Hilltop Rink
- Interactive map of Hilltop Rink
- Location: 510 N. 16th St Milwaukee, WI 53201
- Coordinates: 43°2′12.5″N 87°55′56.5″W﻿ / ﻿43.036806°N 87.932361°W
- Owner: Marquette University
- Operator: Marquette University

Construction
- Groundbreaking: 1924
- Opened: 1924 (101–102 years ago)
- Closed: 1933 (92–93 years ago)

Tenant
- Marquette Golden Eagles ice hockey (1924-1933)

= Hilltop Rink =

Outdoor ice rink located in Milwaukee, Wisconsin

The Hilltop Rink was an outdoor ice rink located in Milwaukee, Wisconsin. It was the home of the Marquette varsity ice hockey team from 1924 to 1933. The rink was built north of the Marquette Gymnasium where Emory T. Clark Hall currently sits.

==History==
The Marquette hockey team used an indoor facility called the 'Arena Ice Gardens' for the first two years of its existence. In 1924, however, the building was converted into a garage and the team had to scramble to find a new home. Late in the year a rink was constructed on a field north of the new gymnasium so that the team had a rink for both practice and games.

Due to warm weather, the team could only use the rink sparingly in the mid-20's but cold winters came in the latter part of the decade. That period also coincided with the Hilltoppers winning two intercollegiate championships (1928 and 1930) and becoming one of the top programs in college hockey. During their second championship run, the team was able to attract several thousand spectators to their games and was a source of pride for the university.

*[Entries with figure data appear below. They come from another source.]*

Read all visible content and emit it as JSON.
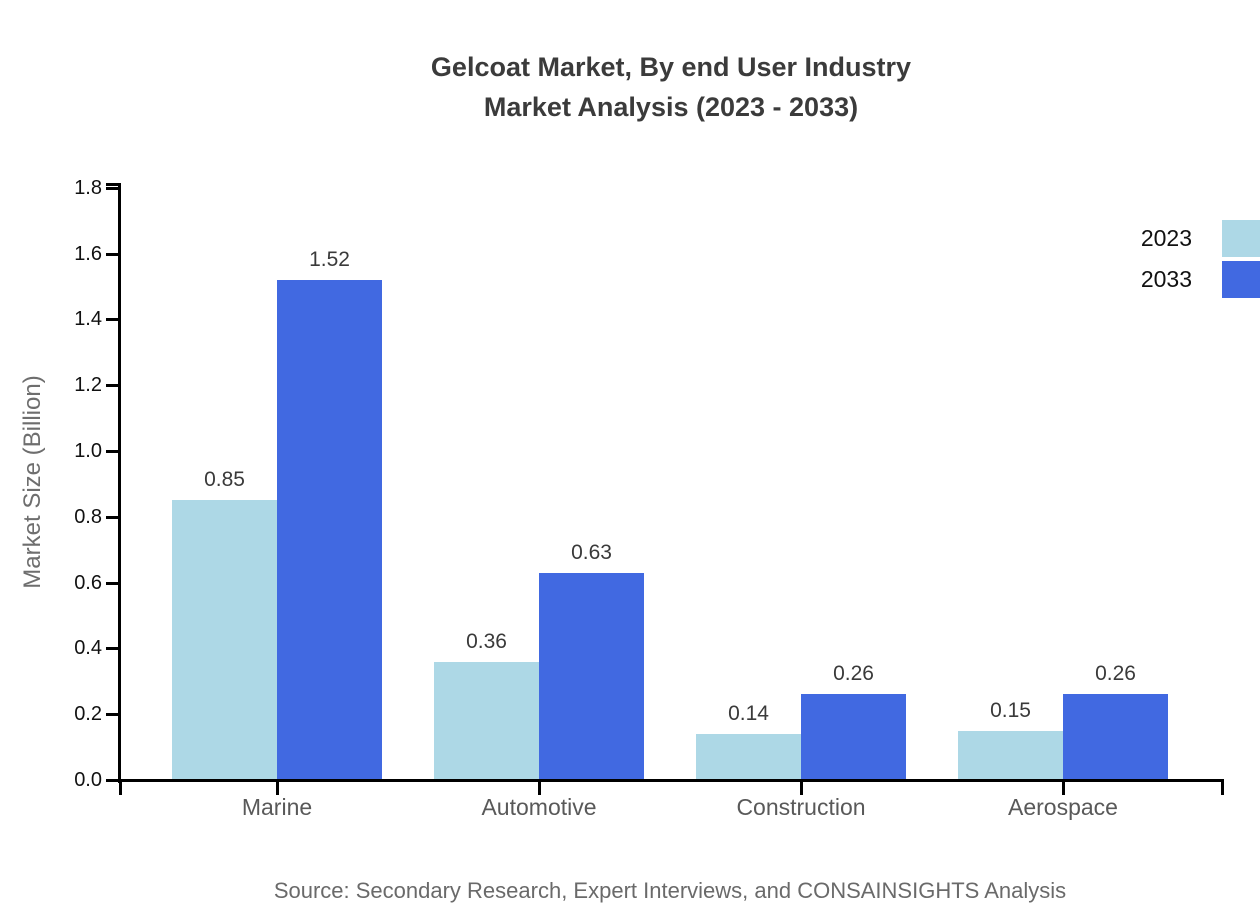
{
  "title": {
    "line1": "Gelcoat Market, By end User Industry",
    "line2": "Market Analysis (2023 - 2033)"
  },
  "legend": {
    "position": "top-right",
    "items": [
      {
        "label": "2023",
        "color": "#ADD8E6"
      },
      {
        "label": "2033",
        "color": "#4169E1"
      }
    ]
  },
  "source": "Source: Secondary Research, Expert Interviews, and CONSAINSIGHTS Analysis",
  "chart_data": {
    "type": "bar",
    "title": "Gelcoat Market, By end User Industry Market Analysis (2023 - 2033)",
    "categories": [
      "Marine",
      "Automotive",
      "Construction",
      "Aerospace"
    ],
    "series": [
      {
        "name": "2023",
        "color": "#ADD8E6",
        "values": [
          0.85,
          0.36,
          0.14,
          0.15
        ]
      },
      {
        "name": "2033",
        "color": "#4169E1",
        "values": [
          1.52,
          0.63,
          0.26,
          0.26
        ]
      }
    ],
    "value_labels": [
      "0.85",
      "1.52",
      "0.36",
      "0.63",
      "0.14",
      "0.26",
      "0.15",
      "0.26"
    ],
    "xlabel": "",
    "ylabel": "Market Size (Billion)",
    "ylim": [
      0.0,
      1.8
    ],
    "ytick_step": 0.2,
    "yticks": [
      "0.0",
      "0.2",
      "0.4",
      "0.6",
      "0.8",
      "1.0",
      "1.2",
      "1.4",
      "1.6",
      "1.8"
    ],
    "grid": false,
    "legend_position": "right"
  },
  "colors": {
    "axis": "#000000",
    "title_text": "#3b3b3b",
    "tick_text": "#111111",
    "category_text": "#595959",
    "muted_text": "#6a6a6a"
  }
}
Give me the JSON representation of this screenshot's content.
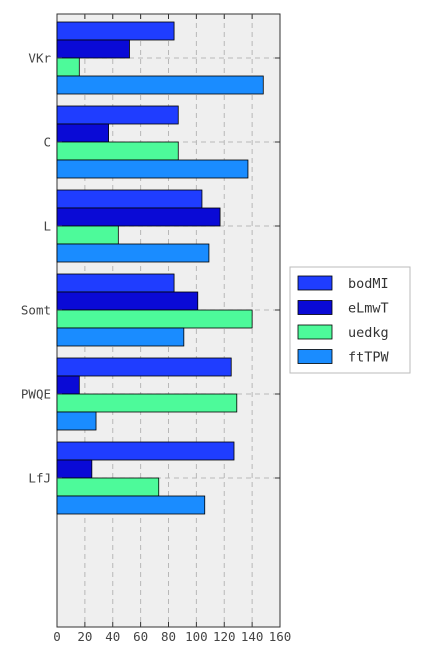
{
  "chart_data": {
    "type": "bar",
    "orientation": "horizontal",
    "categories": [
      "VKr",
      "C",
      "L",
      "Somt",
      "PWQE",
      "LfJ"
    ],
    "series": [
      {
        "name": "bodMI",
        "color": "#1f3dff",
        "values": [
          84,
          87,
          104,
          84,
          125,
          127
        ]
      },
      {
        "name": "eLmwT",
        "color": "#0a0ad6",
        "values": [
          52,
          37,
          117,
          101,
          16,
          25
        ]
      },
      {
        "name": "uedkg",
        "color": "#4dfa9a",
        "values": [
          16,
          87,
          44,
          140,
          129,
          73
        ]
      },
      {
        "name": "ftTPW",
        "color": "#1a8cff",
        "values": [
          148,
          137,
          109,
          91,
          28,
          106
        ]
      }
    ],
    "x_ticks": [
      0,
      20,
      40,
      60,
      80,
      100,
      120,
      140,
      160
    ],
    "xlim": [
      0,
      160
    ],
    "grid": true,
    "legend_position": "center-right",
    "title": "",
    "xlabel": "",
    "ylabel": ""
  }
}
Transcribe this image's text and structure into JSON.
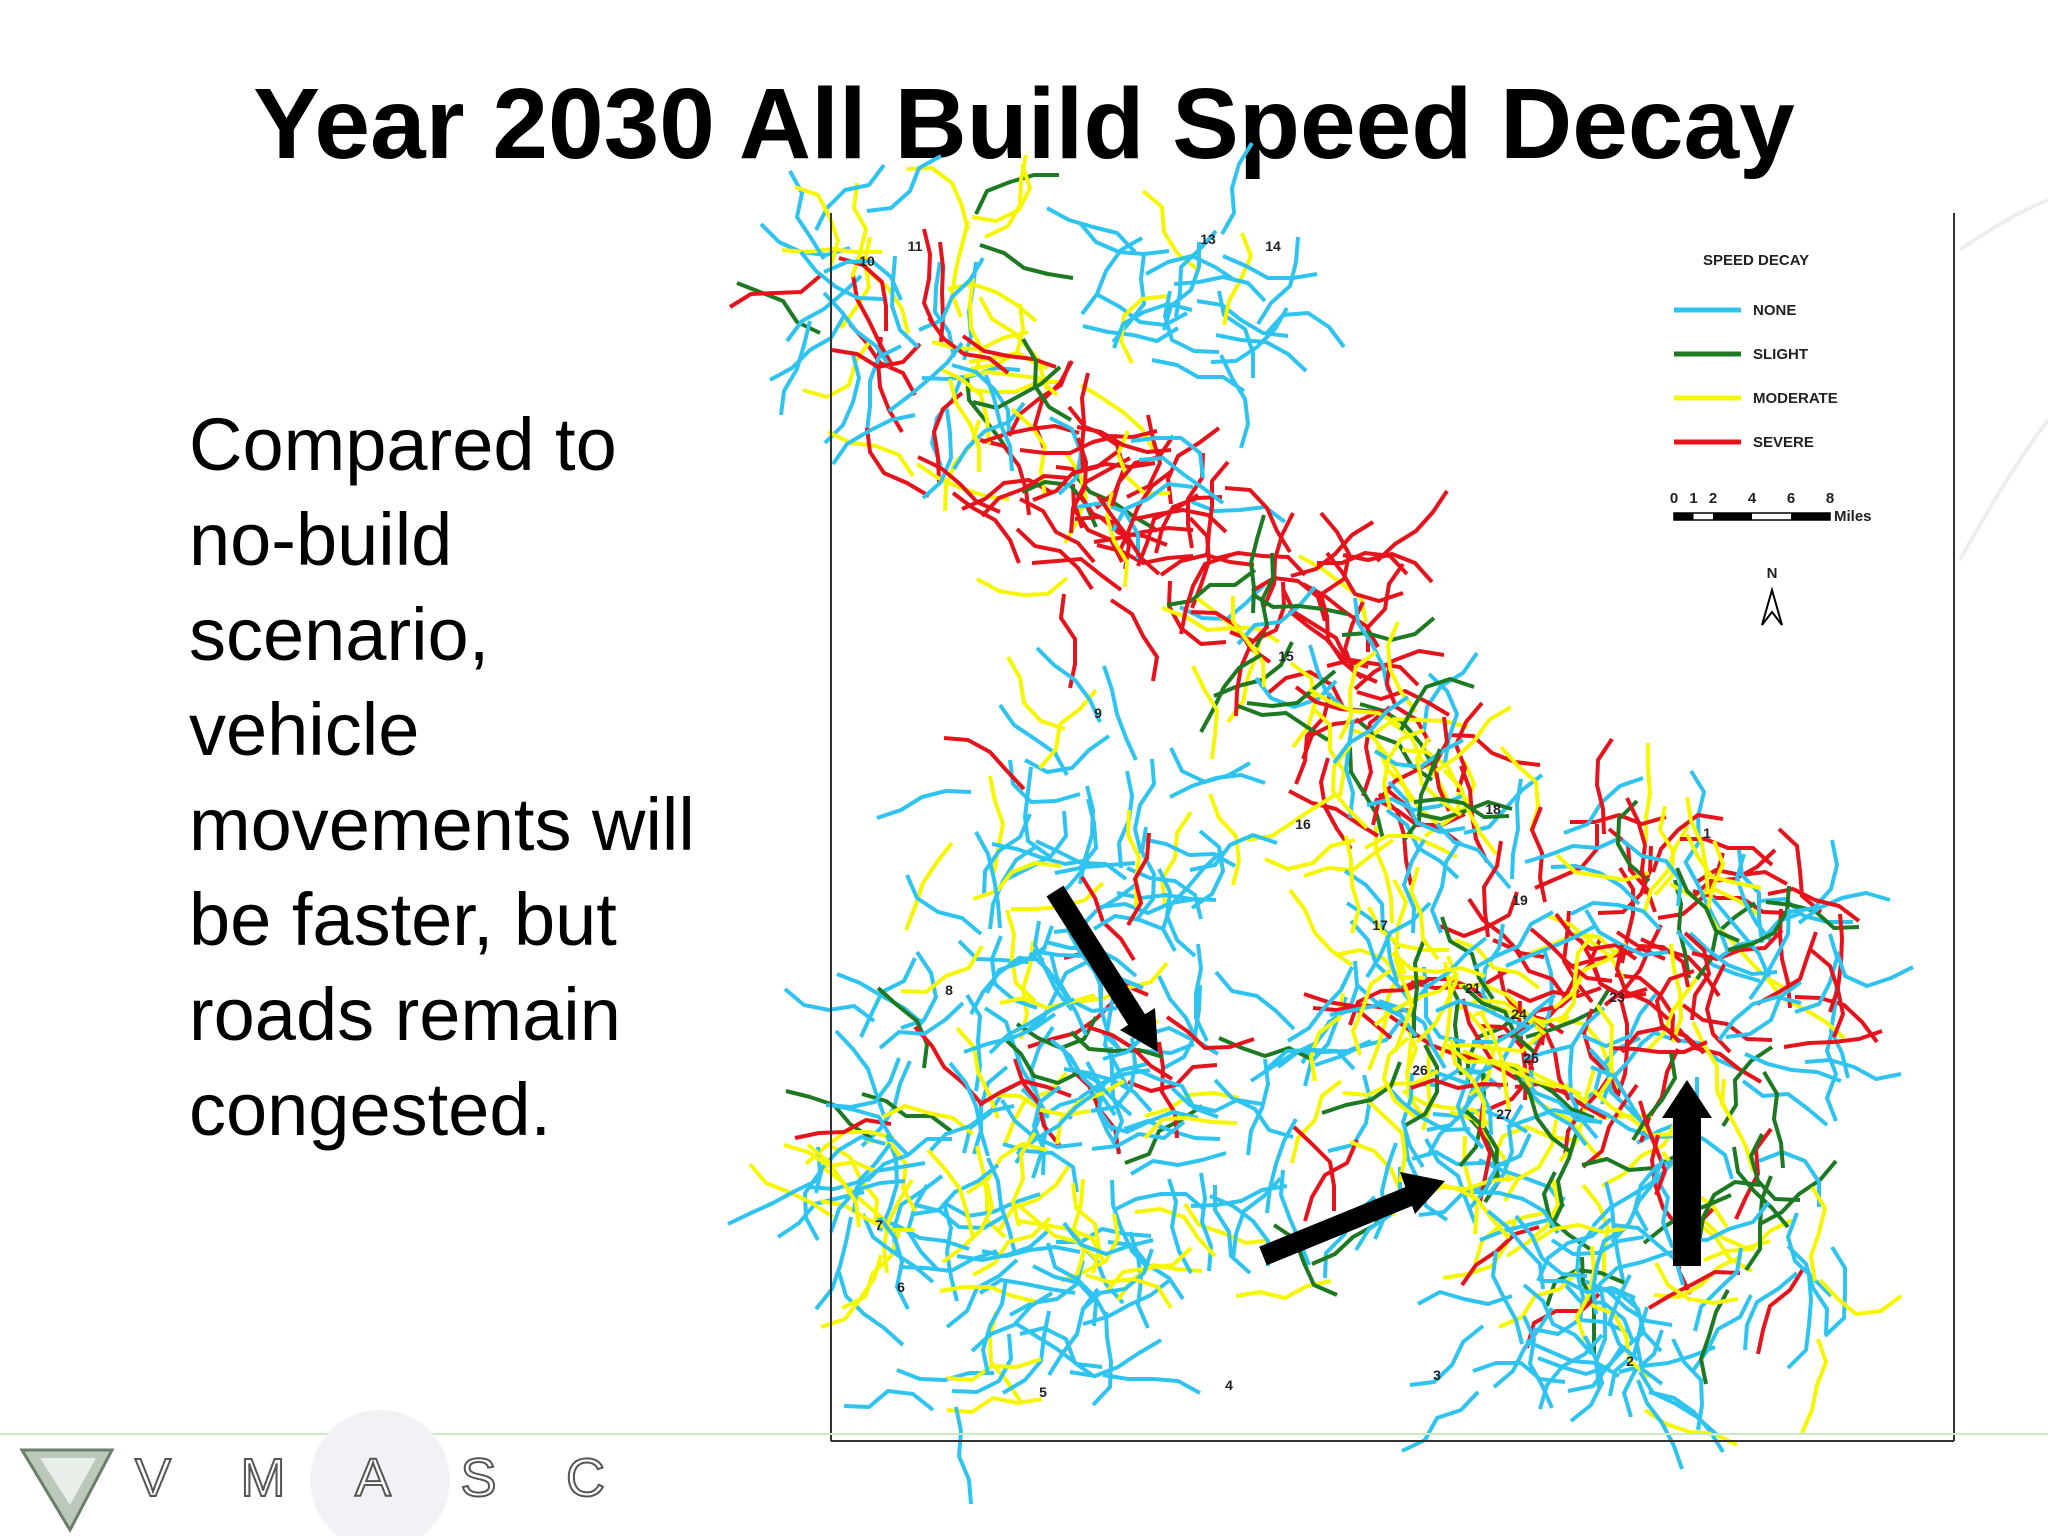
{
  "header": {
    "title": "Year 2030 All Build Speed Decay"
  },
  "body": {
    "lines": [
      "Compared to",
      "no-build",
      "scenario,",
      "vehicle",
      "movements will",
      "be faster, but",
      "roads remain",
      "congested."
    ]
  },
  "map": {
    "legend": {
      "title": "SPEED DECAY",
      "items": [
        {
          "label": "NONE",
          "color": "#2ec4ef"
        },
        {
          "label": "SLIGHT",
          "color": "#1d7a22"
        },
        {
          "label": "MODERATE",
          "color": "#f6f600"
        },
        {
          "label": "SEVERE",
          "color": "#e5141c"
        }
      ]
    },
    "scale": {
      "ticks": [
        0,
        1,
        2,
        4,
        6,
        8
      ],
      "unit": "Miles"
    },
    "north": "N",
    "nodes": [
      "1",
      "2",
      "3",
      "4",
      "5",
      "6",
      "7",
      "8",
      "9",
      "10",
      "11",
      "13",
      "14",
      "15",
      "16",
      "17",
      "18",
      "19",
      "21",
      "23",
      "24",
      "25",
      "26",
      "27"
    ]
  },
  "logo": {
    "text": "VMASC"
  }
}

Shortly after the Great Depression began, the region experienced several consecutive years of warm winters. Because the rink was an outdoor venue, it was completely at the mercy of the weather and the team had precious little ice to practice on, let alone play a game. in 1932 the team played just two games at home, followed by one the following year. In 1933–34 the team cancelled its entire season due to a lack of ice and, due to a lack of funding, no upgrades or replacement could be affected. Marquette didn't build an indoor rink until 1969 but by then the success of the team was a distant memory. Since the closure of the Hilltop rink, Marquette has yet to play another varsity hockey game (as of 2021).